Advertising on Pinterest
In October 2013, Pinterest launched an advertising initiative for businesses to use in their inbound e-commerce strategies. These promoted pins enable retailers to show up in relevant searches and categories. The initial results, though, show a flaw in the quest to make ads less ostentatious.
Promoted pins appear alongside other pins and are only distinguished by a small symbol at the bottom. The pins look nice, but they're so good at blending that they might be overshadowed by non-paid content. If paid pins are hard to find, it's hard to reap a return on the investment.
The feature is still new, so Pinterest has time to improve the tool.
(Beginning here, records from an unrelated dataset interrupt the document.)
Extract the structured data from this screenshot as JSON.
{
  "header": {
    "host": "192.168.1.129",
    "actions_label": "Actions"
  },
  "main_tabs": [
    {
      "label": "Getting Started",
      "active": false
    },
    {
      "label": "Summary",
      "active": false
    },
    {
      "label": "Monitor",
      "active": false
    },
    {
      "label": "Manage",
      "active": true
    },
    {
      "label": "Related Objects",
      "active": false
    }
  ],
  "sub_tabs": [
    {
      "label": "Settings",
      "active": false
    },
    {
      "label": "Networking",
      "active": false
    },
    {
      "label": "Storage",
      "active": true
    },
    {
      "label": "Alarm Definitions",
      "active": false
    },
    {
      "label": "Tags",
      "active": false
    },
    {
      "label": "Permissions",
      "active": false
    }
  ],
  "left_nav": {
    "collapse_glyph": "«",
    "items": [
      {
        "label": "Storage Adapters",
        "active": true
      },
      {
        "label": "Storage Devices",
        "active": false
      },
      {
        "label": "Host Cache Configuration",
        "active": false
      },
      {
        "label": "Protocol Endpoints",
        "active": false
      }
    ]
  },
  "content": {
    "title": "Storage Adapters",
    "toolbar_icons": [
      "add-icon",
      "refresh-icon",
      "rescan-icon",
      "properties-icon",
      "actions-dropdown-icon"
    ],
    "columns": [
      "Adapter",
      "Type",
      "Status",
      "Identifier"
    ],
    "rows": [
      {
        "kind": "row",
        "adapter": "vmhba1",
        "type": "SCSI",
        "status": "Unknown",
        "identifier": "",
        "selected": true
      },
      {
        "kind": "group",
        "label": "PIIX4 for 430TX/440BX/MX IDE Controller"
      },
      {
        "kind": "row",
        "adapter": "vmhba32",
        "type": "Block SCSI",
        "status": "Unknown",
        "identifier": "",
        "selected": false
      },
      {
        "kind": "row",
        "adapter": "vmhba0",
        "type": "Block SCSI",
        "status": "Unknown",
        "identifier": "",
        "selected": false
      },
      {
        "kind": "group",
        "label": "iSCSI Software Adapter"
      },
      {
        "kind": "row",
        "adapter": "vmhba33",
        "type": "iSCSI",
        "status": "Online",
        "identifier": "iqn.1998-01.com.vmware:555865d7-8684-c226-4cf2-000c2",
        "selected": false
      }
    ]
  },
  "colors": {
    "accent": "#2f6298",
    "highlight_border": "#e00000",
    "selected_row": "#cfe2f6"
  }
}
As time goes on, their designers will likely strike a better balance between taste and impact and create pins that attract potential customers without alienating them.
When Pinterest first came along, there was no way to know if pins were impacting a company's sales or brand reputation. Social Fresh CEO Jason Keath talked about this in 2012.
"Words become less important, text becomes less important, search is harder, and monitoring who's talking about your product becomes more difficult because consumers are sharing an image of your product."
Pinterest launched analytics tools in March 2013, but some marketers still use the third-party tools that came along in their absence. One of these is Shopinterest, which helps retail sites like yours create a storefront right on the site and measure, in dollars and cents, the financial impact of pins.
Businesses are still finding ways to grow their brands through Pinterest, but the site continues to evolve to become a key channel for inbound e-commerce.